Half billion-year-old ‘social network’ observed in early animals
4 Mar 2020
Scientists from the Universities of Cambridge and Oxford have discovered fossilised threads which they suggest connected some of the first animals on Earth in a form of network.
The filaments – some as long as four metres – connected organisms known as rangeomorphs, which dominated Earth’s oceans half a billion years ago. The team found these filament networks – which may have been used for nutrition, communication or reproduction –in seven species across nearly 40 different fossil sites in Newfoundland, Canada.

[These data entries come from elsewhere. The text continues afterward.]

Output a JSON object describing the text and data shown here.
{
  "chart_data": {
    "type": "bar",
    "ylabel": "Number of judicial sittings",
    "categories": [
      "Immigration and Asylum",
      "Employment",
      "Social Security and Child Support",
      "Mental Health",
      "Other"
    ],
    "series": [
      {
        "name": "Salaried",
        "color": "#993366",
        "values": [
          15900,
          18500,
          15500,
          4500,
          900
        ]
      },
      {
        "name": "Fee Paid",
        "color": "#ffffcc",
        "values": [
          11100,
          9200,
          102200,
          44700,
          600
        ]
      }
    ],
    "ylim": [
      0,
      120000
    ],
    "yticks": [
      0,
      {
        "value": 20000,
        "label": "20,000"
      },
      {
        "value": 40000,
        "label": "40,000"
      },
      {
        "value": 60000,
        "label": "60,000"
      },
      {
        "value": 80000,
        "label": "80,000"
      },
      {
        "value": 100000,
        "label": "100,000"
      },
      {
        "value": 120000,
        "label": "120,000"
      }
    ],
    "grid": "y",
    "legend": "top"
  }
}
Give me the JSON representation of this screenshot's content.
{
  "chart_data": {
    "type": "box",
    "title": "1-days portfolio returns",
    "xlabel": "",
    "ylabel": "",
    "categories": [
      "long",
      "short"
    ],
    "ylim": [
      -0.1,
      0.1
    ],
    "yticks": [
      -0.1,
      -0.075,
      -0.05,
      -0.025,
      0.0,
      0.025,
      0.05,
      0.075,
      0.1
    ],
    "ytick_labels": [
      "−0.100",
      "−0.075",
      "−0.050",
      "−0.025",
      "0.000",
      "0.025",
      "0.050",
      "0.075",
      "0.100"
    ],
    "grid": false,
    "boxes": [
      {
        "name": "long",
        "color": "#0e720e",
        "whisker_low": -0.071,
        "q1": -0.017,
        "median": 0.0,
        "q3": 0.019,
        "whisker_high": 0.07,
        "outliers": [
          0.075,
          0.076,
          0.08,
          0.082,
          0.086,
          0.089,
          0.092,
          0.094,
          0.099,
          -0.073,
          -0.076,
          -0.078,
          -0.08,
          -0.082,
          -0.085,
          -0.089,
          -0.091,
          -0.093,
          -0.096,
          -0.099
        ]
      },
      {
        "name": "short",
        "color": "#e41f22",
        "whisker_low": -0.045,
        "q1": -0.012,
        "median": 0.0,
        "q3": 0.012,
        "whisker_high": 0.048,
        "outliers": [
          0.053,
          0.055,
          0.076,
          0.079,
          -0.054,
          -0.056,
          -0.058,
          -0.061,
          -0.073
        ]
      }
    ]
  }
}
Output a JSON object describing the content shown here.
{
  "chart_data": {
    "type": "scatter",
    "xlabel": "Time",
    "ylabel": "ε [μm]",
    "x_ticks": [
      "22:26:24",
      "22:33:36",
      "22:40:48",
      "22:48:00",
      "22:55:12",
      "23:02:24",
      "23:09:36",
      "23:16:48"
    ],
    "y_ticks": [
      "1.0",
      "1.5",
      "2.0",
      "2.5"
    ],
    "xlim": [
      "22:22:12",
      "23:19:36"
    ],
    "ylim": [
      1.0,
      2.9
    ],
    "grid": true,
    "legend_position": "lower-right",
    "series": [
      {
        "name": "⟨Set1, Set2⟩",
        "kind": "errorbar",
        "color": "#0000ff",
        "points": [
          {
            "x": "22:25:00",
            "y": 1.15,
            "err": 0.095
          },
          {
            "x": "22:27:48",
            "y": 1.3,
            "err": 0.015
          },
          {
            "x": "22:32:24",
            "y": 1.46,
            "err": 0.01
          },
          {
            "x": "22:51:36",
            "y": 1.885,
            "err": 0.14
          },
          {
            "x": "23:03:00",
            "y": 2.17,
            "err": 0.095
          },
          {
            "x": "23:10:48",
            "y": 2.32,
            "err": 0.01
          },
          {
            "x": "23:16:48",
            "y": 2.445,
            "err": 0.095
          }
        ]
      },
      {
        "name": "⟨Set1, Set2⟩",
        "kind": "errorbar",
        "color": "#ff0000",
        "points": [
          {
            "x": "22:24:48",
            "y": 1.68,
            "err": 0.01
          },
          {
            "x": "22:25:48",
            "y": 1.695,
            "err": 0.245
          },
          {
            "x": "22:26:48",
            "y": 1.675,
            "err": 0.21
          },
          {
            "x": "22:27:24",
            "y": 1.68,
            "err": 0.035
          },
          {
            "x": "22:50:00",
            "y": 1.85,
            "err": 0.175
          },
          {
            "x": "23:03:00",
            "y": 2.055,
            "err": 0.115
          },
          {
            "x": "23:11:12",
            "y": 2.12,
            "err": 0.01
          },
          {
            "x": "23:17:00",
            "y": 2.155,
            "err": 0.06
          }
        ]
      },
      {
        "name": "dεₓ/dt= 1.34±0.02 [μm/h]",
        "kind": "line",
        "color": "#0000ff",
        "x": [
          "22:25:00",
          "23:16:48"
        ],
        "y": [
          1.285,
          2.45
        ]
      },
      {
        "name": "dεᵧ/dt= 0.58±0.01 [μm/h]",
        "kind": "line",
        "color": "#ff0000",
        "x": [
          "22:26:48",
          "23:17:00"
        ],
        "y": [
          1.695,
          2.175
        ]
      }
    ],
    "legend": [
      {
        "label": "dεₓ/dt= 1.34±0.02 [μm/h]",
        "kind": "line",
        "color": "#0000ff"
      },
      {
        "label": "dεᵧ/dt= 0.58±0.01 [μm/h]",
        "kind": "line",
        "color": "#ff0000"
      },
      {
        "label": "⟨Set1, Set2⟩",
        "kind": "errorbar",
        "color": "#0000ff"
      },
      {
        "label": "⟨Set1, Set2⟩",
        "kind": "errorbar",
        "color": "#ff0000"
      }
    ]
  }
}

“These organisms seem to have been able to quickly colonise the sea floor, and we often see one dominant species on these fossil beds,” said Dr Alex Liu from Cambridge’s Department of Earth Sciences, and the paper’s first author. “How this happens ecologically has been a longstanding question – these filaments may explain how they were able to do that.”
Fern-like rangeomorphs were some of the most successful life forms during this period, growing up to two metres in height and colonising large areas of the sea floor. Rangeomorphs may have been some of the first animals to exist, although their strange anatomies have puzzled palaeontologists for years; these organisms do not appear to have had mouths, organs or means of moving. One suggestion is that they absorbed nutrients from the water around them.
It’s possible that the filaments were used as a form of clonal reproduction, like modern strawberries, but since the organisms in the network were the same size, the filaments may have had other functions. For example, the filaments may have provided stability against strong ocean currents. Another possibility is that they enabled organisms to share nutrients, a prehistoric version of the ‘wood wide web’ observed in modern-day trees.
“We’ve always looked at these organisms as individuals, but we’ve now found that several individual members of the same species can be linked by these filaments, like a real-life social network,” said Liu.
The team's results are reported in the journal Current Biology.